これは \(x=y=0\) のときを除いて正の数であるので、 \(A\) は正定値行列である。

(5)

(3) で求めた固有ベクトルを使って、

\[ \begin{aligned} V = \frac{1}{\sqrt{5}} \begin{pmatrix} 2 & 1 \\ 1 & -2 \end{pmatrix} \end{aligned} \]

とおくと、その転置行列は、

\[ \begin{aligned} V^T = \frac{1}{\sqrt{5}} \begin{pmatrix} 2 & 1 \\ 1 & -2 \end{pmatrix} \end{aligned} \]

となる。

これらを使って、次のように \(A\) を対角化できる:

\[ \begin{aligned} V^T A V &= \frac{1}{5} \begin{pmatrix} 2 & 1 \\ 1 & -2 \end{pmatrix} \begin{pmatrix} 4 & -2 \\ -2 & 7 \end{pmatrix} \begin{pmatrix} 2 & 1 \\ 1 & -2 \end{pmatrix} \\ &= \begin{pmatrix} 3 & 0 \\ 0 & 8 \end{pmatrix} . \end{aligned} \]

設問1

行列やベクトルのエルミート共役を \(\dagger\) , 複素数の複素共役を \(\ast\) で表す。

(1)

実対称行列 \(A\) の固有値を \(\alpha\) とし、 これに属する固有ベクトルを \(x\) とする:

\[ \begin{aligned} A x = \alpha x \end{aligned} \]

両辺に左から \(x^\dagger\) をかけると、次を得る:

\[ \begin{aligned} x^\dagger A x = \alpha x^\dagger x \end{aligned} \]

これのエルミート共役をとり、 \(A = A^\dagger\) を使うと、次を得る:

\[ \begin{aligned} x^\dagger A x = \alpha^\ast x^\dagger x \end{aligned} \]

よって、次を得る:

\[ \begin{aligned} \alpha^\ast x^\dagger x = \alpha x^\dagger x \end{aligned} \]

\(x\) はゼロベクトルではなく \(x^\dagger x \gt 0\) なので、 次を得る:

\[ \begin{aligned} \alpha^\ast = \alpha \end{aligned} \]

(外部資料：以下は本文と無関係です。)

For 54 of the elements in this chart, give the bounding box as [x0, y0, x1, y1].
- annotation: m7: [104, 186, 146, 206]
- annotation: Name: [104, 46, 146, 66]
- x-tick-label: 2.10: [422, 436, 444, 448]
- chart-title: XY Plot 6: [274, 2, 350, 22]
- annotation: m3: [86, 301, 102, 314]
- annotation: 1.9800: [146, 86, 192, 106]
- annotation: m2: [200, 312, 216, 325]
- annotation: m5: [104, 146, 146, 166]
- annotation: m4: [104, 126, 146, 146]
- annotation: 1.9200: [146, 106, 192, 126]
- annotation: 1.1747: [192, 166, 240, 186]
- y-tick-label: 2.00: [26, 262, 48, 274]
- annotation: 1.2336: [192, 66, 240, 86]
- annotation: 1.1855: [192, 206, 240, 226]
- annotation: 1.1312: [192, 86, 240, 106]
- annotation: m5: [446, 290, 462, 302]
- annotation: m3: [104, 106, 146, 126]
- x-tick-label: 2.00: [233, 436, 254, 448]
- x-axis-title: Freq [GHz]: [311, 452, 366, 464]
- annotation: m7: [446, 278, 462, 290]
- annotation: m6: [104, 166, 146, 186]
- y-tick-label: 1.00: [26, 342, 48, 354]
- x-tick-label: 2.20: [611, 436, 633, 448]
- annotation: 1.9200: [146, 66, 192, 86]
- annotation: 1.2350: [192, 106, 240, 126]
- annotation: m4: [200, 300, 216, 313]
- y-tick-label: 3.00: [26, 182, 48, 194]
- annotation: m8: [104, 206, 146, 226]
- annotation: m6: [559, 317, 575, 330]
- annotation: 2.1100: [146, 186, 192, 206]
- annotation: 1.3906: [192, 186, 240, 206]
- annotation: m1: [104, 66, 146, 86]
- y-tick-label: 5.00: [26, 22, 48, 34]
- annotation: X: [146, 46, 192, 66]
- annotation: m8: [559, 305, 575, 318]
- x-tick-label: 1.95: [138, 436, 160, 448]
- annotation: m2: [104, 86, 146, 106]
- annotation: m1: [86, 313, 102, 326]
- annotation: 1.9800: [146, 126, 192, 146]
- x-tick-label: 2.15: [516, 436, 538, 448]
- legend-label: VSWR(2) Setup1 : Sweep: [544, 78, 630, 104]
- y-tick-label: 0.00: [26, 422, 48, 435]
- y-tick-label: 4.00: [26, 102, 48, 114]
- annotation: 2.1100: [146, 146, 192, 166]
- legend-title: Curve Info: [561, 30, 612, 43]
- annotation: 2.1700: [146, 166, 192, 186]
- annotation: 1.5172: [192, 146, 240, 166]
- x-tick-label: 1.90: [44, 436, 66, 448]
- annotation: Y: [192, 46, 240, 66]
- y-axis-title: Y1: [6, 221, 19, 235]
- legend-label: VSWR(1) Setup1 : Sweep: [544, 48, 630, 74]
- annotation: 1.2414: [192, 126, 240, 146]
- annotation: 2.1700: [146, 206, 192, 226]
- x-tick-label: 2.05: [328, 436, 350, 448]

すなわち、固有値 \(\alpha\) は実数である。

(2)

実対称行列 \(A\) の2つの相異なる固有値を \(\alpha, \beta\) とし、

それぞれに属する固有ベクトルを \(x, y\) とする:

\[ \begin{aligned} A x = \alpha x , \ \ A y = \beta y \end{aligned} \]

1番目の式の両辺に左から \(y^\dagger\) をかけ、

2番目の式の両辺に左から \(x^\dagger\) をかけると、

次のようになる:

\[ \begin{aligned} y^\dagger A x = \alpha y^\dagger x , \ \ x^\dagger A y = \beta x^\dagger y \end{aligned} \]

これの2番目の式のエルミート共役をとって、

\(A^\dagger = A, \beta^\ast = \beta\) を使うと、次のようになる:

\[ \begin{aligned} y^\dagger A x = \beta y^\dagger x \end{aligned} \]

よって、次を得る:

\[ \begin{aligned} (\alpha - \beta) y^\dagger x = 0 \end{aligned} \]

\(\alpha \ne \beta\) であるから、 \(y^\dagger x = 0\) すなわち \(x\)\(y\) は直交する。